= Naheere =

Religious practice of Syriac Orthodox Church

Naheere, commonly known as "Entrance to Heaven", is a practice in the Syriac Orthodox Church which includes a church sermon. It is celebrated on the eve of Monday during Holy Week (evening of Palm Sunday). The word 'Naheere" is Syriac (a dialect of Middle Aramaic) for light; the idea behind the practice is that, if one asks Jesus into one's heart, Jesus comes in and shows one the light, and one is accepted by his grace into heaven.

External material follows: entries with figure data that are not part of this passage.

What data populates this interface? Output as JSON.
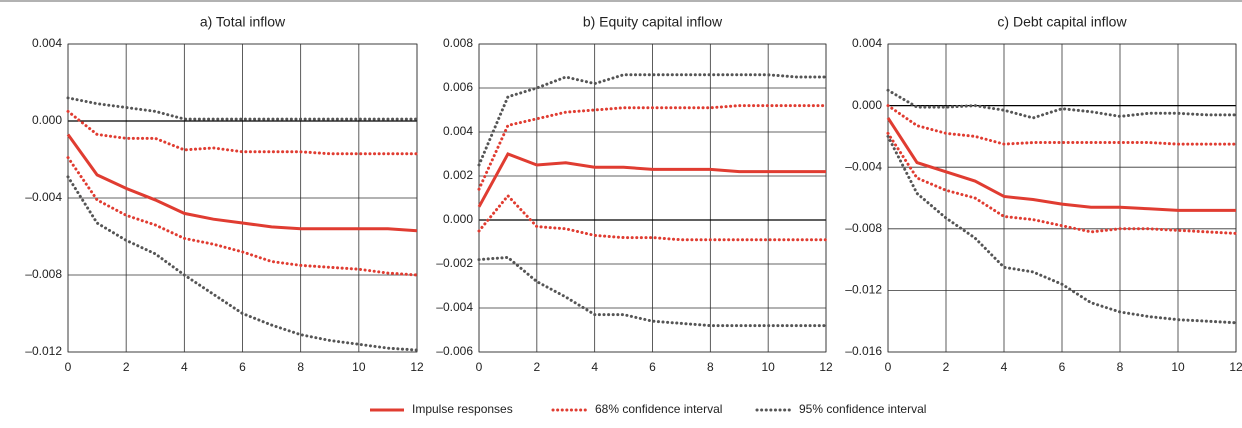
{
  "chart_data": [
    {
      "type": "line",
      "title": "a) Total inflow",
      "x": [
        0,
        1,
        2,
        3,
        4,
        5,
        6,
        7,
        8,
        9,
        10,
        11,
        12
      ],
      "xlim": [
        0,
        12
      ],
      "xticks": [
        0,
        2,
        4,
        6,
        8,
        10,
        12
      ],
      "ylim": [
        -0.012,
        0.004
      ],
      "yticks": [
        {
          "value": -0.012,
          "label": "–0.012"
        },
        {
          "value": -0.008,
          "label": "–0.008"
        },
        {
          "value": -0.004,
          "label": "–0.004"
        },
        {
          "value": 0,
          "label": "0.000"
        },
        0.004
      ],
      "grid": true,
      "series": [
        {
          "name": "Impulse responses",
          "color": "#e03c31",
          "style": "solid",
          "values": [
            -0.0007,
            -0.0028,
            -0.0035,
            -0.0041,
            -0.0048,
            -0.0051,
            -0.0053,
            -0.0055,
            -0.0056,
            -0.0056,
            -0.0056,
            -0.0056,
            -0.0057
          ]
        },
        {
          "name": "68% confidence interval",
          "color": "#e03c31",
          "style": "dotted",
          "values": [
            0.0005,
            -0.0007,
            -0.0009,
            -0.0009,
            -0.0015,
            -0.0014,
            -0.0016,
            -0.0016,
            -0.0016,
            -0.0017,
            -0.0017,
            -0.0017,
            -0.0017
          ]
        },
        {
          "name": "68% confidence interval",
          "color": "#e03c31",
          "style": "dotted",
          "values": [
            -0.0019,
            -0.0041,
            -0.0049,
            -0.0054,
            -0.0061,
            -0.0064,
            -0.0068,
            -0.0073,
            -0.0075,
            -0.0076,
            -0.0077,
            -0.0079,
            -0.008
          ]
        },
        {
          "name": "95% confidence interval",
          "color": "#555555",
          "style": "dotted",
          "values": [
            0.0012,
            0.0009,
            0.0007,
            0.0005,
            0.0001,
            0.0001,
            0.0001,
            0.0001,
            0.0001,
            0.0001,
            0.0001,
            0.0001,
            0.0001
          ]
        },
        {
          "name": "95% confidence interval",
          "color": "#555555",
          "style": "dotted",
          "values": [
            -0.0029,
            -0.0053,
            -0.0062,
            -0.0069,
            -0.008,
            -0.009,
            -0.01,
            -0.0106,
            -0.0111,
            -0.0114,
            -0.0116,
            -0.0118,
            -0.0119
          ]
        }
      ]
    },
    {
      "type": "line",
      "title": "b) Equity capital inflow",
      "x": [
        0,
        1,
        2,
        3,
        4,
        5,
        6,
        7,
        8,
        9,
        10,
        11,
        12
      ],
      "xlim": [
        0,
        12
      ],
      "xticks": [
        0,
        2,
        4,
        6,
        8,
        10,
        12
      ],
      "ylim": [
        -0.006,
        0.008
      ],
      "yticks": [
        {
          "value": -0.006,
          "label": "–0.006"
        },
        {
          "value": -0.004,
          "label": "–0.004"
        },
        {
          "value": -0.002,
          "label": "–0.002"
        },
        {
          "value": 0,
          "label": "0.000"
        },
        0.002,
        0.004,
        0.006,
        0.008
      ],
      "grid": true,
      "series": [
        {
          "name": "Impulse responses",
          "color": "#e03c31",
          "style": "solid",
          "values": [
            0.0006,
            0.003,
            0.0025,
            0.0026,
            0.0024,
            0.0024,
            0.0023,
            0.0023,
            0.0023,
            0.0022,
            0.0022,
            0.0022,
            0.0022
          ]
        },
        {
          "name": "68% confidence interval",
          "color": "#e03c31",
          "style": "dotted",
          "values": [
            0.0014,
            0.0043,
            0.0046,
            0.0049,
            0.005,
            0.0051,
            0.0051,
            0.0051,
            0.0051,
            0.0052,
            0.0052,
            0.0052,
            0.0052
          ]
        },
        {
          "name": "68% confidence interval",
          "color": "#e03c31",
          "style": "dotted",
          "values": [
            -0.0005,
            0.0011,
            -0.0003,
            -0.0004,
            -0.0007,
            -0.0008,
            -0.0008,
            -0.0009,
            -0.0009,
            -0.0009,
            -0.0009,
            -0.0009,
            -0.0009
          ]
        },
        {
          "name": "95% confidence interval",
          "color": "#555555",
          "style": "dotted",
          "values": [
            0.0025,
            0.0056,
            0.006,
            0.0065,
            0.0062,
            0.0066,
            0.0066,
            0.0066,
            0.0066,
            0.0066,
            0.0066,
            0.0065,
            0.0065
          ]
        },
        {
          "name": "95% confidence interval",
          "color": "#555555",
          "style": "dotted",
          "values": [
            -0.0018,
            -0.0017,
            -0.0028,
            -0.0035,
            -0.0043,
            -0.0043,
            -0.0046,
            -0.0047,
            -0.0048,
            -0.0048,
            -0.0048,
            -0.0048,
            -0.0048
          ]
        }
      ]
    },
    {
      "type": "line",
      "title": "c) Debt capital inflow",
      "x": [
        0,
        1,
        2,
        3,
        4,
        5,
        6,
        7,
        8,
        9,
        10,
        11,
        12
      ],
      "xlim": [
        0,
        12
      ],
      "xticks": [
        0,
        2,
        4,
        6,
        8,
        10,
        12
      ],
      "ylim": [
        -0.016,
        0.004
      ],
      "yticks": [
        {
          "value": -0.016,
          "label": "–0.016"
        },
        {
          "value": -0.012,
          "label": "–0.012"
        },
        {
          "value": -0.008,
          "label": "–0.008"
        },
        {
          "value": -0.004,
          "label": "–0.004"
        },
        {
          "value": 0,
          "label": "0.000"
        },
        0.004
      ],
      "grid": true,
      "series": [
        {
          "name": "Impulse responses",
          "color": "#e03c31",
          "style": "solid",
          "values": [
            -0.0008,
            -0.0037,
            -0.0043,
            -0.0049,
            -0.0059,
            -0.0061,
            -0.0064,
            -0.0066,
            -0.0066,
            -0.0067,
            -0.0068,
            -0.0068,
            -0.0068
          ]
        },
        {
          "name": "68% confidence interval",
          "color": "#e03c31",
          "style": "dotted",
          "values": [
            0,
            -0.0013,
            -0.0018,
            -0.002,
            -0.0025,
            -0.0024,
            -0.0024,
            -0.0024,
            -0.0024,
            -0.0024,
            -0.0025,
            -0.0025,
            -0.0025
          ]
        },
        {
          "name": "68% confidence interval",
          "color": "#e03c31",
          "style": "dotted",
          "values": [
            -0.0018,
            -0.0047,
            -0.0055,
            -0.006,
            -0.0072,
            -0.0074,
            -0.0078,
            -0.0082,
            -0.008,
            -0.008,
            -0.0081,
            -0.0082,
            -0.0083
          ]
        },
        {
          "name": "95% confidence interval",
          "color": "#555555",
          "style": "dotted",
          "values": [
            0.001,
            -0.0001,
            -0.0001,
            0,
            -0.0003,
            -0.0008,
            -0.0002,
            -0.0004,
            -0.0007,
            -0.0005,
            -0.0005,
            -0.0006,
            -0.0006
          ]
        },
        {
          "name": "95% confidence interval",
          "color": "#555555",
          "style": "dotted",
          "values": [
            -0.002,
            -0.0057,
            -0.0073,
            -0.0086,
            -0.0105,
            -0.0108,
            -0.0116,
            -0.0128,
            -0.0134,
            -0.0137,
            -0.0139,
            -0.014,
            -0.0141
          ]
        }
      ]
    }
  ]
}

One of the things that the service centers around is the Parable of the Ten Virgins. This was told by Jesus to explain the entrance concept. Some Syriac prayers, which tell this story, are said.

==Church experience==
The church lights are off; the only light is from candles held by the congregation. The priest, the deacons and the altar boys do the sermon by the pews because the altar is "closed". After prayers in Syriac, telling of the parable as well as Jesus wandering in the desert, the sermon begins to close. Then the priest shouts thrice: moran, moran ftah lan tar3okh "O Lord, O Lord, open Thy door for us," after which the lights in the church are turned on and simultaneously the curtain is opened.

== Prayers (common - from Syriac Orthodox resources) ==
===Qolo: Mshiho Natareh Lcidtokh===
Our Savior spoke in parables and proverbs.

He said that the Kingdom of Heaven is like the virgins;

Those who took the lamps and went out

To meet the bridegroom and the bride.

They all became drowsy and slept.

At midnight there was a shout,

"The bridegroom has arrived."

The wise ones entered with him,

And the foolish ones remained outside the door,

Crying and wailing, which no words can describe.

Listen via YouTube

===Qolo: Btarcokh Moran Noqeshno===
At Your door, O Lord, I knock,

And From Your treasury I ask for mercies.

I am a constant sinner and have turned aside from Your way.

Grant me to confess and renounce my sins,

And to live in Your grace.

At whose door, other than Yours,

Shall we knock, O Gracious Lord?

Whom do we have to plead with You on behalf of our transgressions,

If Your own mercy pleads not?

O King, Whom the kings worship and glorify.